Yeah sticking to easy-peel shrimp was probably a strategic move. Avoid the crabs, Red Lobster.
My Lobster-Artichoke-and-Seafood dip arrived in a quick ten minutes, and the bread bowl pieces were way better as dippers than the slog of oily, chilly, multi-colored tortilla chips that are the official accoutrements. The dip was a little thick but pleasantly crab-laden, and ordering it in a bowl really makes for an appropriately romantic appetizer, since couples can feed each other little bits of drippy bread.
The entrees came fifteen minutes later, and the Sailor's Platter looked a little less bountiful than in the picture -- damn you, close-up shots! -- but was still plenty of food for the price. I got four small fried shrimp, six shrimp scampi, a broiled tilapia fillet and my side of Langostino lobster mashed potatoes. The poached tilapia was prepared well but boring in its sprinkle of Old Bay seasoning; the shrimp was all standard-issue Red Lobster, unchanging from every other plate of shrimp that I remember. But the oval dish of perfectly whipped -- with a couple of lumps to indicate they are real -- potatoes was slathered with a super-rich lobster sauce filled with the tiny lobster tail-meats.
The soup and salad both exceeded my expectations, and since Red Lobster has now followed the non-chain seafood restaurant trend of using oak to grill everything, the shrimp on my salad were far better than the meh-boiled ones I remembered. I'd ordered the lobster bisque in another sourdough bread bowl, which might have been too much bread. And the soup quickly became too much, too: It was rich -- almost as rich as the lobster sauce on the quickly-consumed mashed potatoes -- and I suspected that the soup and the sauce were both heavily augmented with seasoning base or a mix.

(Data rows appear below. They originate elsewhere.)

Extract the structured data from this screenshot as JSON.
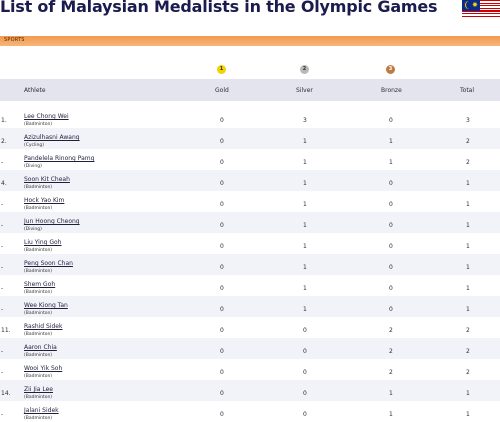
{
  "page": {
    "title": "List of Malaysian Medalists in the Olympic Games",
    "category_label": "SPORTS"
  },
  "medals": {
    "gold": "1",
    "silver": "2",
    "bronze": "3"
  },
  "columns": {
    "athlete": "Athlete",
    "gold": "Gold",
    "silver": "Silver",
    "bronze": "Bronze",
    "total": "Total"
  },
  "colors": {
    "band": "#f39a4d",
    "header_bg": "#e4e4ef",
    "alt_row": "#f2f2f9",
    "gold": "#f2d300",
    "silver": "#b9b9b9",
    "bronze": "#c07a45"
  },
  "rows": [
    {
      "rank": "1.",
      "name": "Lee Chong Wei",
      "sport": "(Badminton)",
      "gold": "0",
      "silver": "3",
      "bronze": "0",
      "total": "3"
    },
    {
      "rank": "2.",
      "name": "Azizulhasni Awang",
      "sport": "(Cycling)",
      "gold": "0",
      "silver": "1",
      "bronze": "1",
      "total": "2"
    },
    {
      "rank": "-",
      "name": "Pandelela Rinong Pamg",
      "sport": "(Diving)",
      "gold": "0",
      "silver": "1",
      "bronze": "1",
      "total": "2"
    },
    {
      "rank": "4.",
      "name": "Soon Kit Cheah",
      "sport": "(Badminton)",
      "gold": "0",
      "silver": "1",
      "bronze": "0",
      "total": "1"
    },
    {
      "rank": "-",
      "name": "Hock Yao Kim",
      "sport": "(Badminton)",
      "gold": "0",
      "silver": "1",
      "bronze": "0",
      "total": "1"
    },
    {
      "rank": "-",
      "name": "Jun Hoong Cheong",
      "sport": "(Diving)",
      "gold": "0",
      "silver": "1",
      "bronze": "0",
      "total": "1"
    },
    {
      "rank": "-",
      "name": "Liu Ying Goh",
      "sport": "(Badminton)",
      "gold": "0",
      "silver": "1",
      "bronze": "0",
      "total": "1"
    },
    {
      "rank": "-",
      "name": "Peng Soon Chan",
      "sport": "(Badminton)",
      "gold": "0",
      "silver": "1",
      "bronze": "0",
      "total": "1"
    },
    {
      "rank": "-",
      "name": "Shem Goh",
      "sport": "(Badminton)",
      "gold": "0",
      "silver": "1",
      "bronze": "0",
      "total": "1"
    },
    {
      "rank": "-",
      "name": "Wee Kiong Tan",
      "sport": "(Badminton)",
      "gold": "0",
      "silver": "1",
      "bronze": "0",
      "total": "1"
    },
    {
      "rank": "11.",
      "name": "Rashid Sidek",
      "sport": "(Badminton)",
      "gold": "0",
      "silver": "0",
      "bronze": "2",
      "total": "2"
    },
    {
      "rank": "-",
      "name": "Aaron Chia",
      "sport": "(Badminton)",
      "gold": "0",
      "silver": "0",
      "bronze": "2",
      "total": "2"
    },
    {
      "rank": "-",
      "name": "Wooi Yik Soh",
      "sport": "(Badminton)",
      "gold": "0",
      "silver": "0",
      "bronze": "2",
      "total": "2"
    },
    {
      "rank": "14.",
      "name": "Zii Jia Lee",
      "sport": "(Badminton)",
      "gold": "0",
      "silver": "0",
      "bronze": "1",
      "total": "1"
    },
    {
      "rank": "-",
      "name": "Jalani Sidek",
      "sport": "(Badminton)",
      "gold": "0",
      "silver": "0",
      "bronze": "1",
      "total": "1"
    }
  ]
}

On the flip side of that, a Valentine's date might be easily impressed by so much lobster.
I cruised the dessert menu, but there was nothing interesting -- just the yawn-heavy trifecta of key lime pie, cheesecake and something made with a chocolate chip cookie and ice cream. Please update the dessert menu, Red Lobster, especially if you want to be taken seriously as a romantic meal spot.
Then again, forget Valentine's Day. I'll be going back to treat myself to another romantic lobster-lunch for one.